I was in awe Wednesday morning.
Just after 8 a.m., the halls of the Burton M. Cross Building began filling up with hundreds of Maine restaurant workers preparing for public hearings on a flurry of bills that would roll back provisions in Question 4 and reinstate the tip credit. They all wanted a chance to tell their story and push back against the out of touch Maine People’s Alliance and the union interests that threaten their livelihoods.
I’m no regular in Augusta, but I’ve never seen anything like it. The place was packed, and the grassroots organized Restaurant Workers of Maine easily outnumbered the MPA slacktivists 10 to 1. Bangor Daily News reporter Chris Cousins remarked on Twitter “I have never, ever seen the parking lots around the State House as packed as they are today.”
But despite the lopsided support for the Restaurant Workers of Maine in Augusta on Wednesday, the Maine media spewed its own narrative.
The BDN’s headline read “Maine is poised to weaken its minimum wage law.

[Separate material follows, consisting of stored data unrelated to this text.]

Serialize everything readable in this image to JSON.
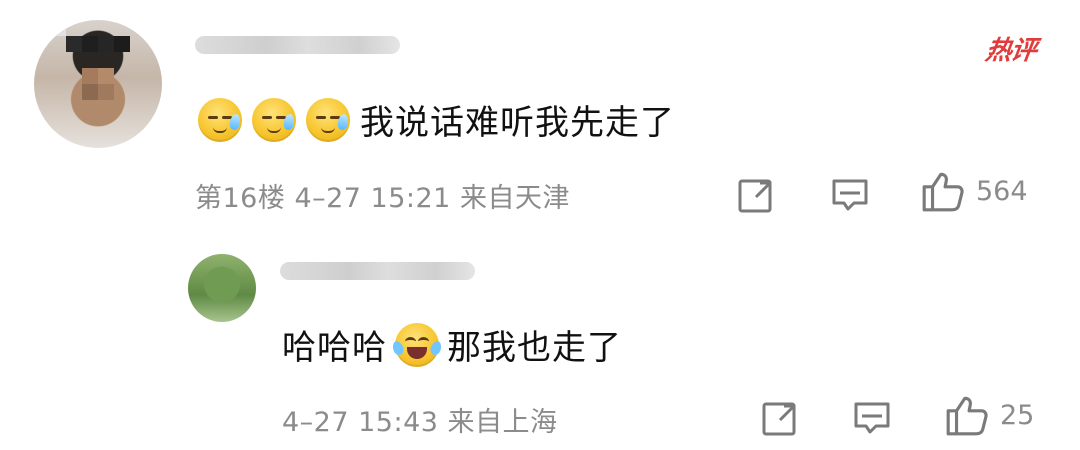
{
  "badge": {
    "text": "热评"
  },
  "comment": {
    "text": "我说话难听我先走了",
    "emoji_names": [
      "cold-sweat-emoji",
      "cold-sweat-emoji",
      "cold-sweat-emoji"
    ],
    "meta": "第16楼  4–27 15:21  来自天津",
    "likes": "564"
  },
  "reply": {
    "text_before": "哈哈哈",
    "text_after": "那我也走了",
    "emoji_name": "laughing-crying-emoji",
    "meta": "4–27 15:43  来自上海",
    "likes": "25"
  },
  "icons": {
    "share": "share-icon",
    "comment": "comment-icon",
    "like": "like-icon"
  },
  "colors": {
    "accent": "#E23B3B",
    "meta_gray": "#8B8B8B",
    "icon_gray": "#7A7A7A"
  }
}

What will Democrats allow?” The Portland Press Herald pushed out “Dozens of restaurant servers weigh in on both sides of ‘tip credit’ issue.” The MPA’s online publication, The Beacon, published “Maine restaurant servers fight to protect minimum wage increase.”
What a farce.
What Maine’s liberal publications didn’t want you to know is that the MPA was heavily outnumbered, and the restaurant workers showed up on their own accord. Some skipped work and others closed their restaurants for the day just to be in Augusta. They prepared their own testimony.
On the other hand, the MPA paid staff to hold signs and pretend to have a clue. “Opponents” of the tip credit were getting their testimony handed to them by the MPA. The Maine Democratic Party put out a Call to Action earlier this week regarding the tip credit that read in part, “You can also sign up to give testimony – even if you only have a few sentences in mind, the Maine People’s Alliance can help you turn your thoughts into testimony.”

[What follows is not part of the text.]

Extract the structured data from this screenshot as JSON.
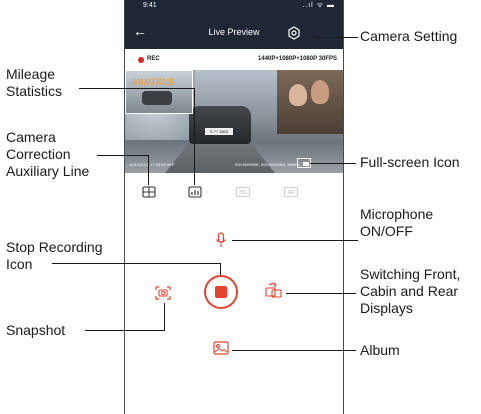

One snarky MPA protester told me that the “Maine Center of Economic Policy did a study that shows that removing the tip credit doesn’t change tipping habits, and anything contrary to that is alternative facts.”

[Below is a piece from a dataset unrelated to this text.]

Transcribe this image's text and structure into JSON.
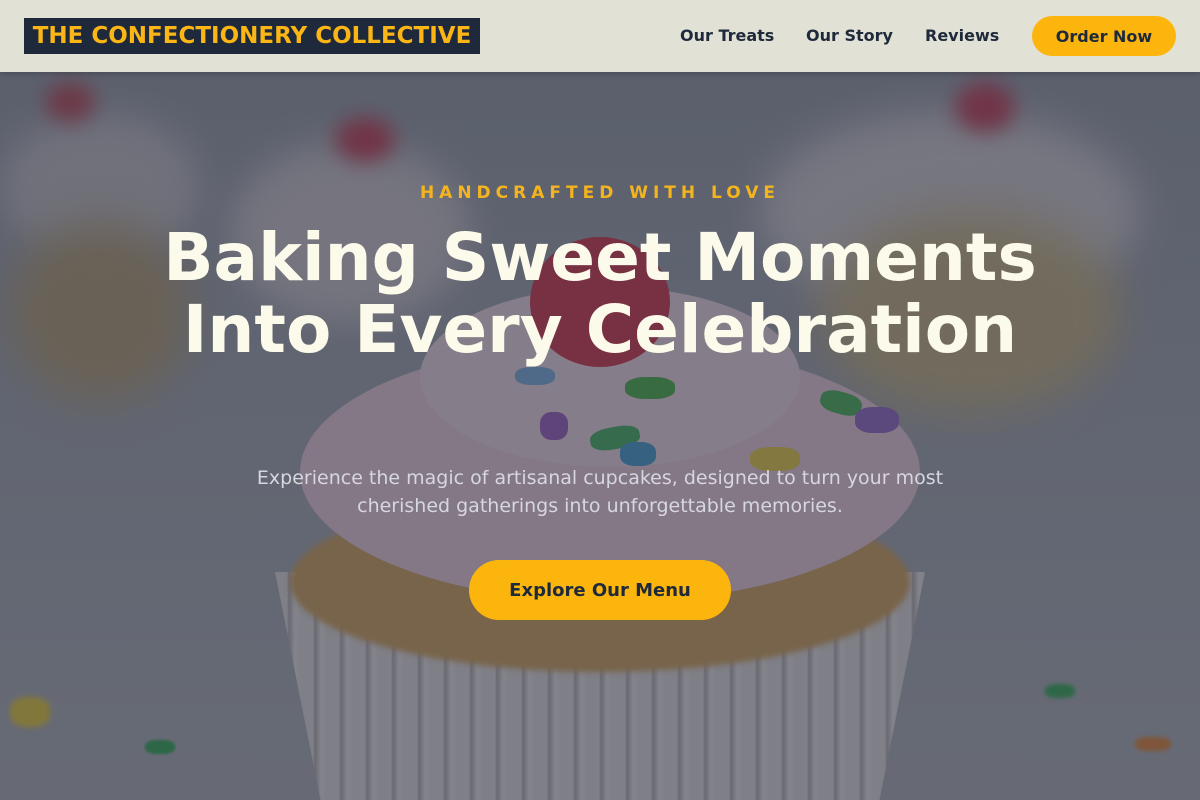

I suppose the talking points they were spoon fed didn’t include the fact that MECEP regularly contributes to the MPA’s uncountable number of registered PACs and ballot question committees. Minor detail.
The liberal media didn’t want you to know that the MPA flew in Saru Jayaraman, a labor attorney from California and the co-founder of the Restaurant Opportunities Center United, who was practically laughed out of the building.
The humble Jayaraman began by telling the Labor, Commerce, Research and Economic Development Committee how many peer reviewed books she has written – a surefire way to appeal to your average Mainer.
Then she regurgitated ridiculous liberal rhetoric that compared tipping to slavery and called the practice outdated and sexist. When she finally finished spouting nonsense, Rep. Larry Lockman pressed Jayaraman on how much she gets paid to testify at public hearings against the tip credit for groups like the MPA.
Jayaraman insisted that the “people of Maine” called for her to testify, and that she wasn’t paid, but eventually admitted she makes $80,000 just to speak at these hearings.
She was gone as quick as she came.
The truth behind what happened on Wednesday is quite simple. Hundreds of Maine restaurant workers and owners flooded capitol grounds to save their careers from the MPA and the Maine AFL-CIO. They shared real stories and concerns about how Question 4 will impact them personally. They took time out of their busy schedules to be there and engaged in the legislative process to reclaim their prosperity.
It was remarkable. The little guy stood up to the schoolyard bully. Real grassroots activists made a mockery of Maine’s “grassroots activists.”
That’s the story the people of Maine deserve to hear.